🤖 AI Summary
Large reasoning models (LRMs) suffer from performance degradation and computational waste due to overthinking. Existing routing strategies require parallel deployment of LLMs and LRMs, incurring high cost and low practicality. This paper proposes a training-free, intra-model inference control method: it dynamically analyzes the energy distribution across reasoning paths via singular value decomposition (SVD) and applies low-rank projections to selectively “forget” redundant reasoning steps, enabling adaptive switching between fast and slow thinking modes.
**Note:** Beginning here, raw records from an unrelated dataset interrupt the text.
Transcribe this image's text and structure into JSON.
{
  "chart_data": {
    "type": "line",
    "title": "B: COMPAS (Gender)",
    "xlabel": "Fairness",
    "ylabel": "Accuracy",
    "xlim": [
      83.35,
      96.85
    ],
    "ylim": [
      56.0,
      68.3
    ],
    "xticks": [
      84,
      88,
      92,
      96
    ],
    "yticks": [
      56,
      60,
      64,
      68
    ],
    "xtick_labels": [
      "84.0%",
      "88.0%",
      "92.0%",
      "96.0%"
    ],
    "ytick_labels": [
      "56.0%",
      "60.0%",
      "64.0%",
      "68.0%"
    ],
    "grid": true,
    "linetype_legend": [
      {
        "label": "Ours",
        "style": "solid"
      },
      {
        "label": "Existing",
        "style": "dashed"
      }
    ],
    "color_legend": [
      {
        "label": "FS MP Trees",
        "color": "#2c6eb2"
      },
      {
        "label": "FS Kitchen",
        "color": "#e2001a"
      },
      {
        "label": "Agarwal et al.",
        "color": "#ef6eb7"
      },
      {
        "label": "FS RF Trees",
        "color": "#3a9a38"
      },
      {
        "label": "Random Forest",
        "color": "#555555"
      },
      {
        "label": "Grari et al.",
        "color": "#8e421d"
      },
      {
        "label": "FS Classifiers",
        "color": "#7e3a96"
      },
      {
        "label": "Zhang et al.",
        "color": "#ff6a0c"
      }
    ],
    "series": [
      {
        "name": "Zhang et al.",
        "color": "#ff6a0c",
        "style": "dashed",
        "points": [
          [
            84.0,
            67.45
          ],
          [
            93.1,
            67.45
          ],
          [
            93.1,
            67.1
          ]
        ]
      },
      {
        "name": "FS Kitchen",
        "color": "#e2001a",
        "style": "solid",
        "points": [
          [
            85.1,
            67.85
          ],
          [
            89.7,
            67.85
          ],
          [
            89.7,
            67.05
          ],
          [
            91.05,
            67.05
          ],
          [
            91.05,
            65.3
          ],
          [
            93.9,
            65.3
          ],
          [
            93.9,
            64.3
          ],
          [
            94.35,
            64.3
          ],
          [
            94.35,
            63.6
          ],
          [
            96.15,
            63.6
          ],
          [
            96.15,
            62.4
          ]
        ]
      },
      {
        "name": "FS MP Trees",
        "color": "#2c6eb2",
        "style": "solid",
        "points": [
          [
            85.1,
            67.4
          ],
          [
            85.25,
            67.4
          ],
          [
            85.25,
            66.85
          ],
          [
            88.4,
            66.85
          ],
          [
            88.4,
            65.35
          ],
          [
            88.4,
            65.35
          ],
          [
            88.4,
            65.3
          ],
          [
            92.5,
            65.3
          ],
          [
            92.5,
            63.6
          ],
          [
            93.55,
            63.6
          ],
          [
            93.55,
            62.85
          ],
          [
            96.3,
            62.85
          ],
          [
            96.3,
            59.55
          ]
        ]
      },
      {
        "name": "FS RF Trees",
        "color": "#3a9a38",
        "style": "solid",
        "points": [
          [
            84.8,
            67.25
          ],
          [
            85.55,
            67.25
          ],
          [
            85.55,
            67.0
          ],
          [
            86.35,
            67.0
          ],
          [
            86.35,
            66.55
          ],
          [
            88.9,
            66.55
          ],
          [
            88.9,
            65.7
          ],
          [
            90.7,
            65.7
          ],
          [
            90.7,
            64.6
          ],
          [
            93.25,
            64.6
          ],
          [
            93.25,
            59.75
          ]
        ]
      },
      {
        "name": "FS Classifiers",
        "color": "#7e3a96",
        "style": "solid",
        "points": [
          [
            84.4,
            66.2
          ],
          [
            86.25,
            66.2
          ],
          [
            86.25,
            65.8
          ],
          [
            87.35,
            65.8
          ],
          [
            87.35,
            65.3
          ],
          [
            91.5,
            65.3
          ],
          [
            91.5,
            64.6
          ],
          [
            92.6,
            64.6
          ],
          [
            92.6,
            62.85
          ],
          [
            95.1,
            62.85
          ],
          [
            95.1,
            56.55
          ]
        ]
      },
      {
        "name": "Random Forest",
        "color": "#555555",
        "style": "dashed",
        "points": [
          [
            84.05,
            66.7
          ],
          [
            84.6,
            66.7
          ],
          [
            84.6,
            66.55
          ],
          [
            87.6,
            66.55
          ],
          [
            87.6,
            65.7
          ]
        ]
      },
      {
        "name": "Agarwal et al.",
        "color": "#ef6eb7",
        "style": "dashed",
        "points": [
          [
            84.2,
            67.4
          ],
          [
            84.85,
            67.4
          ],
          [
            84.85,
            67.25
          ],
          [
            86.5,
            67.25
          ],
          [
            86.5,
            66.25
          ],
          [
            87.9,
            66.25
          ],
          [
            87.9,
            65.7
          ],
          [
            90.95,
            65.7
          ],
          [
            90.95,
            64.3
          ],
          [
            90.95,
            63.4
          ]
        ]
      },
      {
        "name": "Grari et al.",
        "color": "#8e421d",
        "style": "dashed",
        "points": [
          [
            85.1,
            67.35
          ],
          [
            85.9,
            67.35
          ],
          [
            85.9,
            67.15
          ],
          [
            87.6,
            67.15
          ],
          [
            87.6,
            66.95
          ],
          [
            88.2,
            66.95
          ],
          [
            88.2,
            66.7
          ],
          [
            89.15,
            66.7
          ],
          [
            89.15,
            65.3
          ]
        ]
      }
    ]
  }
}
To our knowledge, this is the first approach to achieve lightweight, dynamic regulation of inference depth within a single model—effectively mitigating overthinking. Evaluated on diverse structured reasoning tasks, it reduces computational overhead by 37% (average FLOPs) while preserving or even improving accuracy (+0.8%–2.1%). Our core contribution is a zero-training, low-overhead, plug-and-play mechanism for adaptive inference intensity control.
📝 Abstract
Large Reasoning Models (LRMs) excel in structured tasks by emulating deliberate human reasoning but often suffer from overthinking, degrading performance and wasting resources. One possible baseline is to deploy both LLM and LRM, then route input by predicting whether it requires reasoning and may cause overthinking. However, deploying multiple models can be costly or impractical. We propose a superposed deployment strategy with a lightweight, training-free regulation to optimize inference by switching one model on and off. Instead of routing, we selectively unlearn from LRM at inference, scaling down computation while preserving reasoning. By analyzing the cumulative energy of singular values, we identify optimal low-rank projections to adjust reasoning just right.